India targets solar capacity of 280 GW and 5 million tonnes of green H2 production by 2030. “We expect EV penetration will reach 5 per cent for PV and CV, and 21 per cent for two-wheelers. Clean energy could have a TAM of $30 billion in 2030 ($10bn currently). By 2050, we estimate the TAM could reach $200 billion and cumulative spending of $2 trillion,” the Bernstein report says.
Plenty of scope
The report says the clean energy business, which “represents a new growth pillar for Reliance” comes with a “plenty of scope for expansion overtime”. The report adds, “By 2030, we estimate RIL could capture 60 per cent, 30 per cent and 20 per cent of solar, battery and hydrogen TAM respectively.”
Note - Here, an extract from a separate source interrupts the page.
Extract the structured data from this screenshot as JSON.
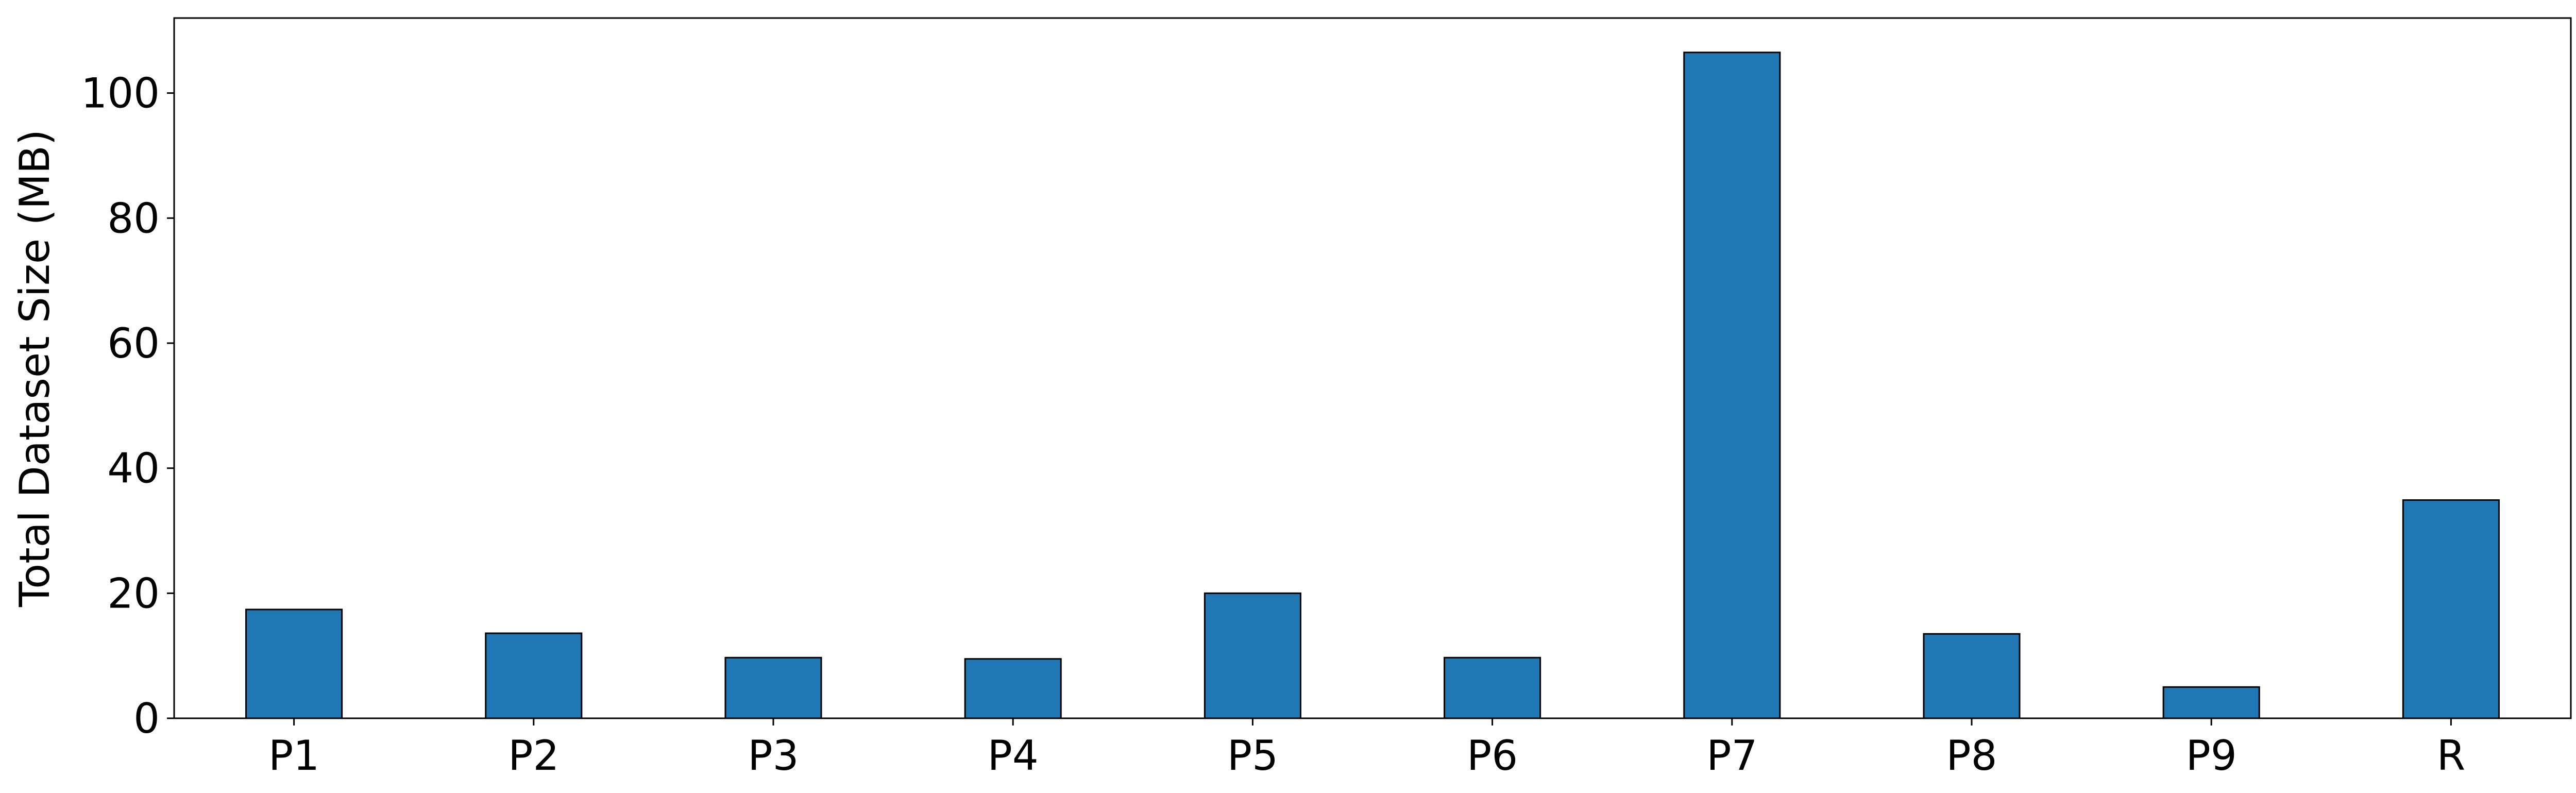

“At Reliance, we have set an ambitious target of achieving net-zero carbon by 2035 and are investing over $10 billion (₹75,000 crore in 2020) in building the most comprehensive ecosystem for New Energy and New Materials in India,” the company’s Web site says on the New Energy business. It has invested ₹15,000 crore in value-chain, partnerships, and future technologies, including upstream and downstream industries, to create a fully integrated, end-to-end renewable energy ecosystem.
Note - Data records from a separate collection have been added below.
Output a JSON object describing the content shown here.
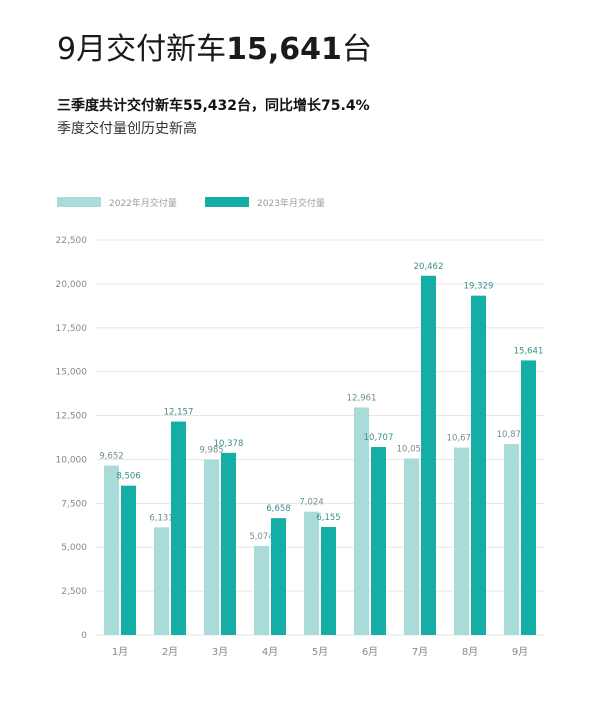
{
  "headline": {
    "prefix": "9月交付新车",
    "number": "15,641",
    "suffix": "台"
  },
  "subtitle": "三季度共计交付新车55,432台，同比增长75.4%",
  "subtitle2": "季度交付量创历史新高",
  "colors": {
    "series_2022": "#a9dcd8",
    "series_2023": "#14aea6",
    "grid": "#e6e6e6",
    "axis_text": "#888888",
    "label_2022": "#6f8f8d",
    "label_2023": "#3a8e89"
  },
  "chart_data": {
    "type": "bar",
    "title": "",
    "xlabel": "",
    "ylabel": "",
    "categories": [
      "1月",
      "2月",
      "3月",
      "4月",
      "5月",
      "6月",
      "7月",
      "8月",
      "9月"
    ],
    "series": [
      {
        "name": "2022年月交付量",
        "values": [
          9652,
          6131,
          9985,
          5074,
          7024,
          12961,
          10052,
          10677,
          10878
        ],
        "labels": [
          "9,652",
          "6,131",
          "9,985",
          "5,074",
          "7,024",
          "12,961",
          "10,052",
          "10,677",
          "10,878"
        ]
      },
      {
        "name": "2023年月交付量",
        "values": [
          8506,
          12157,
          10378,
          6658,
          6155,
          10707,
          20462,
          19329,
          15641
        ],
        "labels": [
          "8,506",
          "12,157",
          "10,378",
          "6,658",
          "6,155",
          "10,707",
          "20,462",
          "19,329",
          "15,641"
        ]
      }
    ],
    "ylim": [
      0,
      22500
    ],
    "yticks": [
      0,
      2500,
      5000,
      7500,
      10000,
      12500,
      15000,
      17500,
      20000,
      22500
    ],
    "ytick_labels": [
      "0",
      "2,500",
      "5,000",
      "7,500",
      "10,000",
      "12,500",
      "15,000",
      "17,500",
      "20,000",
      "22,500"
    ],
    "grid": true,
    "legend_position": "top-left"
  }
}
RIL plans to have 100-GW installed solar capacity by 2030, “which is 35 per cent of the country’s targeted capacity of 280 GW, but represents 50 per cent incremental share. O2C (Order to Cash) continues to take benefit from low-cost Russian crude feedstock, while product prices remain strong. Urals is trading at a 20-25 per cent discount to Dubai oil price, yielding an additional $6-8/bbl spread on refining margins,” the report explains.
Bernstein estimates O2C can achieve FY24 EBITDA of ₹63,000 crore (+1 per cent year on year), which is in line with market estimates. However, key risk, according to the global advisory firm is “a recession that leads to a sharp decline in margins next year”.
The report adds that funding is not an issue for RIL given the current balance sheet and FCF outlook. “Reliance targets to fund future capex from OCF and maintain net debt to EBITDA of less than 1x (0.6x in FY23). FCF will turn positive in FY24 and reach ₹ 1-lakh crore 1tn by FY27,” the report said, adding, “We rate Reliance Industries Outperform with a price target of ₹3,040 with 22 per cent upside potential. Our FY24 EPS of ₹132 is 13 per cent above consensus estimates.”